California Attorney General Kamala Harris asked a federal appeals court in San Francisco Tuesday to allow gay and lesbian marriages in the state to resume while an appeal is pending in a constitutional case.
Harris told the 9th U.S. Circuit Court of Appeals that a stay currently blocking same-sex marriages “perpetuates unconstitutional discrimination.”
“The public interest weighs heavily against the government sanctioning such discrimination,” Harris asserted in a filing.
The circuit court is currently considering an appeal by backers of Proposition 8 of a ruling in which U.S. District Judge Vaughn Walker of San Francisco struck down the voter-approved ban on same-sex marriage.
In August, the circuit court ordered a stay of Walker’s ruling while the appeal is pending.
But last week, two same-sex couples who challenged Proposition 8 in a civil rights lawsuit filed a motion asking the appeals court to end the stay.
They argued that circumstances had changed because the appeal is taking longer than expected and because the Obama administration has announced it will no longer defend the Defense of Marriage Act, a U.S. law that bars federal government recognition of same-sex marriages.
Harris submitted her three-page statement to the appeals court today in support of the couples’ motion.
She cited the Obama administration’s new position, which she said diminishes the likelihood that the appeal will succeed.
Harris’ predecessor in office, Gov.
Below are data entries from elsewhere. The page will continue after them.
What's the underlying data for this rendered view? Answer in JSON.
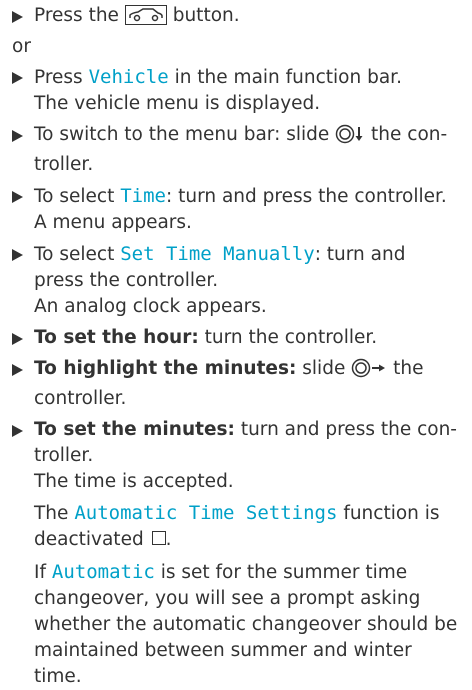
{
  "steps": [
    {
      "pre": "Press the",
      "post": "button."
    },
    {
      "or": "or"
    },
    {
      "text_a": "Press",
      "vehicle": "Vehicle",
      "text_b": "in the main function bar.",
      "result": "The vehicle menu is displayed."
    },
    {
      "text_a": "To switch to the menu bar: slide",
      "text_b": "the con-",
      "text_c": "troller."
    },
    {
      "text_a": "To select",
      "time": "Time",
      "text_b": ": turn and press the controller.",
      "result": "A menu appears."
    },
    {
      "text_a": "To select",
      "stm": "Set Time Manually",
      "text_b": ": turn and",
      "text_c": "press the controller.",
      "result": "An analog clock appears."
    },
    {
      "bold": "To set the hour:",
      "text": "turn the controller."
    },
    {
      "bold": "To highlight the minutes:",
      "text_a": "slide",
      "text_b": "the",
      "text_c": "controller."
    },
    {
      "bold": "To set the minutes:",
      "text_a": "turn and press the con-",
      "text_b": "troller.",
      "result": "The time is accepted."
    }
  ],
  "para1": {
    "text_a": "The",
    "ats": "Automatic Time Settings",
    "text_b": "function is",
    "text_c": "deactivated"
  },
  "para2": {
    "text_a": "If",
    "auto": "Automatic",
    "text_b": "is set for the summer time",
    "line2": "changeover, you will see a prompt asking",
    "line3": "whether the automatic changeover should be",
    "line4": "maintained between summer and winter",
    "line5": "time."
  },
  "icons": [
    "vehicle-button-icon",
    "controller-slide-down-icon",
    "controller-slide-right-icon",
    "checkbox-empty-icon"
  ]
}
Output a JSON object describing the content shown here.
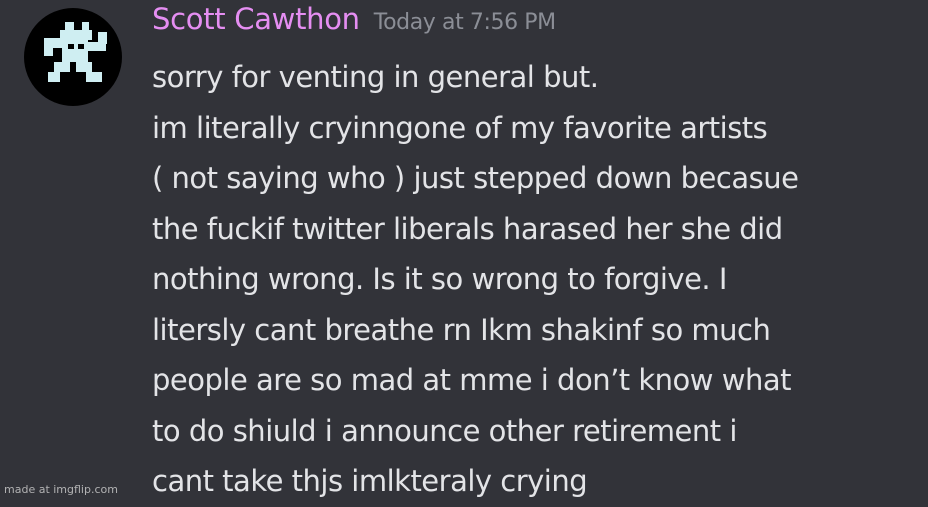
{
  "message": {
    "author": "Scott Cawthon",
    "timestamp": "Today at 7:56 PM",
    "avatar_icon": "pixel-character-icon",
    "lines": [
      "sorry for venting in general but.",
      "im literally cryinngone of my favorite artists",
      "( not saying who ) just stepped down becasue",
      "the fuckif twitter liberals harased her she did",
      "nothing wrong. Is it so wrong to forgive. I",
      "litersly cant breathe rn Ikm shakinf so much",
      "people are so mad at mme i don’t know what",
      "to do shiuld i announce other retirement i",
      "cant take thjs imlkteraly crying"
    ]
  },
  "watermark": "made at imgflip.com",
  "colors": {
    "background": "#323339",
    "username": "#e58ef2",
    "timestamp": "#8b8e96",
    "text": "#e3e4e7",
    "avatar_bg": "#000000",
    "avatar_figure": "#cfeef2"
  }
}
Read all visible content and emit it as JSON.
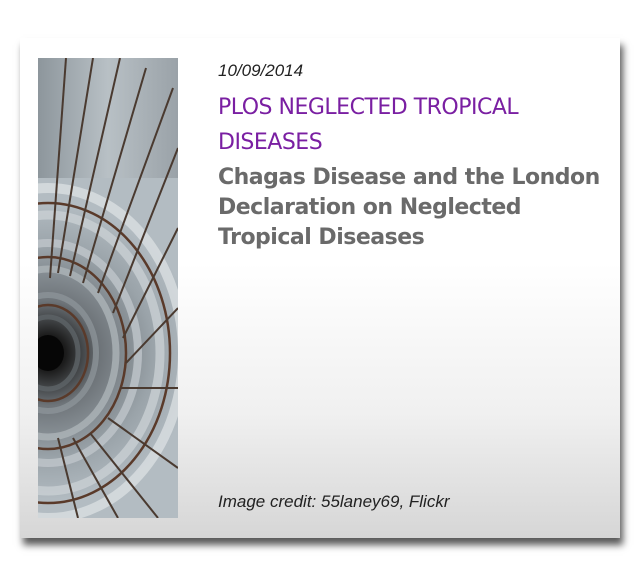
{
  "card": {
    "image_alt": "spiral-staircase",
    "date": "10/09/2014",
    "journal": "PLOS NEGLECTED TROPICAL DISEASES",
    "headline": "Chagas Disease and the London Declaration on Neglected Tropical Diseases",
    "image_credit": "Image credit: 55laney69, Flickr"
  },
  "colors": {
    "journal": "#7a1fa2",
    "headline": "#6a6a6a"
  }
}
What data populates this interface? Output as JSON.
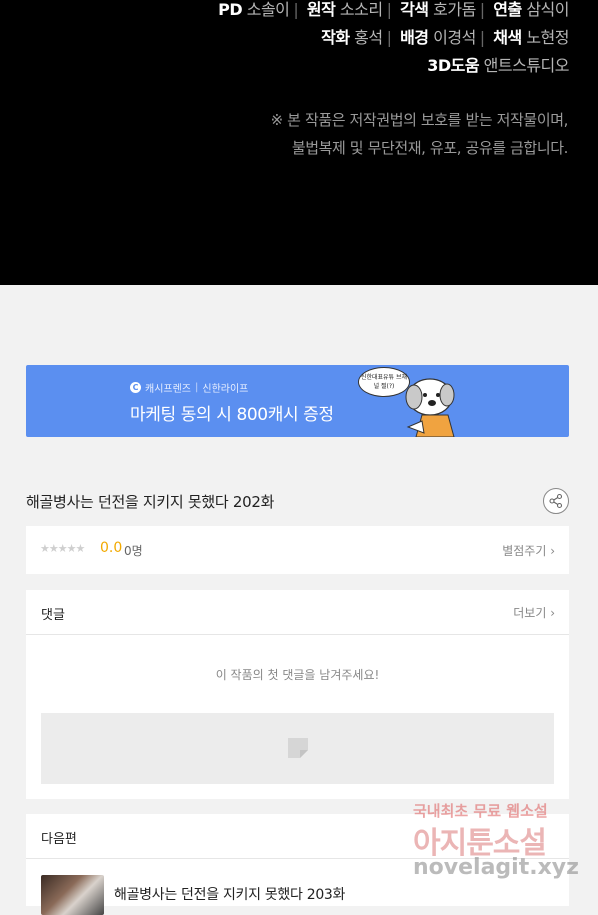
{
  "credits": {
    "line1": {
      "role1": "PD",
      "name1": "소솔이",
      "role2": "원작",
      "name2": "소소리",
      "role3": "각색",
      "name3": "호가돔",
      "role4": "연출",
      "name4": "삼식이"
    },
    "line2": {
      "role1": "작화",
      "name1": "홍석",
      "role2": "배경",
      "name2": "이경석",
      "role3": "채색",
      "name3": "노현정"
    },
    "line3": {
      "role1": "3D도움",
      "name1": "앤트스튜디오"
    },
    "notice_line1": "※ 본 작품은 저작권법의 보호를 받는 저작물이며,",
    "notice_line2": "불법복제 및 무단전재, 유포, 공유를 금합니다."
  },
  "banner": {
    "brand1": "캐시프렌즈",
    "brand2": "신한라이프",
    "promo": "마케팅 동의 시 800캐시 증정",
    "bubble": "신한대표유튜 브채널 찔(?)"
  },
  "episode": {
    "title": "해골병사는 던전을 지키지 못했다 202화"
  },
  "rating": {
    "stars": "★★★★★",
    "score": "0.0",
    "count": "0명",
    "rate_label": "별점주기 ›"
  },
  "comments": {
    "header": "댓글",
    "more": "더보기 ›",
    "empty": "이 작품의 첫 댓글을 남겨주세요!"
  },
  "next": {
    "header": "다음편",
    "title": "해골병사는 던전을 지키지 못했다 203화"
  },
  "watermark": {
    "line1a": "국내최초 무료",
    "line1b": "웹소설",
    "line2": "아지툰소설",
    "line3": "novelagit.xyz"
  },
  "colors": {
    "banner_bg": "#5b8ff0",
    "score": "#f2a900"
  }
}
Jerry Brown, had also opposed a stay in papers filed with the appeals court in August.
A coalition of civil rights groups, including the National Center for Lesbian Rights, the American Civil Liberties Union, Marriage Equality and Lambda Legal, filed a similar brief today asking the court to lift the stay.
The appeals court has no deadline for acting on the requests.
In another development Tuesday, the California Supreme Court turned down a bid by the two couples for a speedier schedule for consideration of a procedural question that is delaying the federal appeal.
The question, which was referred to the state high court by the federal appeals court, is whether the sponsors of Proposition 8 have the legal authority under state law to defend it in the appeal in light of the fact that Brown and Harris have declined to do so.
In a brief order issued today, the state court refused the couple’s request that it hold a hearing on the issue in May rather than as planned in September.